Enhancement of tonic currents mediated by δ subunit-containing GABA_ARs decreases excitotoxic cell swelling of MSNs. (A–D). Illustrative IR-DIC images of wild-type striatal MSN obtained using a 40× objective show the MSNs before (A) and 10 min after exposure 50 μM NMDA (B) show the swelling and indistinct outlines after NMDA exposure in aCSF (n =17 cells from six slices in three mice). Images from slices in which tonic inhibition was selectively enhanced by a 5 min perfusion of 50 nM muscimol before (C) and during the 10 min exposure to 50 μM NMDA (D) show that muscimol decreases NMDA induced swelling in MSNs (n =36 cells from 10 slices in four mice). Insets show outlines used to measure the area and perimeter of the cells indicated by arrows. (E–H). Images of striatal MSNs from Gabrd^−/− mice before (E) and 10 min after exposure 50 μM NMDA (F) show the NMDA induced swelling (n =34 cells from nine slices in three mice).
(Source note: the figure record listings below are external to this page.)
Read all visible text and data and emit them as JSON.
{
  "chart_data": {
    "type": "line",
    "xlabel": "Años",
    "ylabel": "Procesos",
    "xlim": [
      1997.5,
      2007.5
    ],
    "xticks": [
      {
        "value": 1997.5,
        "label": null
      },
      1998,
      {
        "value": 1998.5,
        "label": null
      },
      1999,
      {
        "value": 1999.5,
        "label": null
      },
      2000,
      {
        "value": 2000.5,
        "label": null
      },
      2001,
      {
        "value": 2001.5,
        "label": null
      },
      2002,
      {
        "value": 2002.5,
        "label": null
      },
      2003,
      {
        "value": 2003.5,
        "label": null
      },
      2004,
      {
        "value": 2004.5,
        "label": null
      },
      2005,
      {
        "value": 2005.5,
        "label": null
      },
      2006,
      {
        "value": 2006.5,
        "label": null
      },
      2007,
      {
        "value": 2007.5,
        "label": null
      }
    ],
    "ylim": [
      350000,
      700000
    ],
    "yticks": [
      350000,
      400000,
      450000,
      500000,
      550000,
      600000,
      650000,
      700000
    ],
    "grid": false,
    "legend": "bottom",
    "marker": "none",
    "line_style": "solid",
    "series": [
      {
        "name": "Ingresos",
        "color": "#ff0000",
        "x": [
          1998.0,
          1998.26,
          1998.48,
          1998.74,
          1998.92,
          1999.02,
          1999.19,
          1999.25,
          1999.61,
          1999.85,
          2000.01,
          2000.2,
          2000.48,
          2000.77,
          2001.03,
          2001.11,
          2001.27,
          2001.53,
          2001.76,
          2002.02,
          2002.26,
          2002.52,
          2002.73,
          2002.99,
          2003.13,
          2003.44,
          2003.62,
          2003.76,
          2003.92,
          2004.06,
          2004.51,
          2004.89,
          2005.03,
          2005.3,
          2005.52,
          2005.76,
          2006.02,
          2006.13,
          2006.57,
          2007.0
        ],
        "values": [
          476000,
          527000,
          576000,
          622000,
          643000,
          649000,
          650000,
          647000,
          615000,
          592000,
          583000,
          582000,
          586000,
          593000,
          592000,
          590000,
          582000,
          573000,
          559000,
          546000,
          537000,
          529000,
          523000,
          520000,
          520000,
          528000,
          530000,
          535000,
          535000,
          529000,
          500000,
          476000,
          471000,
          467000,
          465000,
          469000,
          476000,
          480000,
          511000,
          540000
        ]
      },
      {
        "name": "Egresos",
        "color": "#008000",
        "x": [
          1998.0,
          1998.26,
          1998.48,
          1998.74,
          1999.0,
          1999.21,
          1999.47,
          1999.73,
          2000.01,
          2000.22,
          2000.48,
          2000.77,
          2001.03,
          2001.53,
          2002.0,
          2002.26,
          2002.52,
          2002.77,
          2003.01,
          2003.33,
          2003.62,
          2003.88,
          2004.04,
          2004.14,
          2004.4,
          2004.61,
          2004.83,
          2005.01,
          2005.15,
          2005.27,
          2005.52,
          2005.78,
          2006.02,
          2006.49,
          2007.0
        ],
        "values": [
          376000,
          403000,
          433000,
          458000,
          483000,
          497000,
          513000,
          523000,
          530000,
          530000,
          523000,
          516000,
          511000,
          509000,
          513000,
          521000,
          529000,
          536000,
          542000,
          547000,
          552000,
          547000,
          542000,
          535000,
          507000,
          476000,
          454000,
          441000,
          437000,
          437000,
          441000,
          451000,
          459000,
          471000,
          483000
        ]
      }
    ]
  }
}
Images obtained following enhancement of tonic inhibition by muscimol before (G) and during the 10 min exposure to NMDA (H) show that muscimol does not protect against NMDA induced swelling of MSNs in Gabrd^−/− mice (n =41 cells from 10 slices in three mice). Insets show outlines used to measure the area and perimeter of the cells indicated by the arrows. Scale bar in (A) represents 10 μm. (I) Summary histogram shows the degree of NMDA induced increase in cell area in wild-type and Gabrd^−/− mice in the absence and presence of muscimol. Asterisk denotes a statistically significant (P<0.05) difference.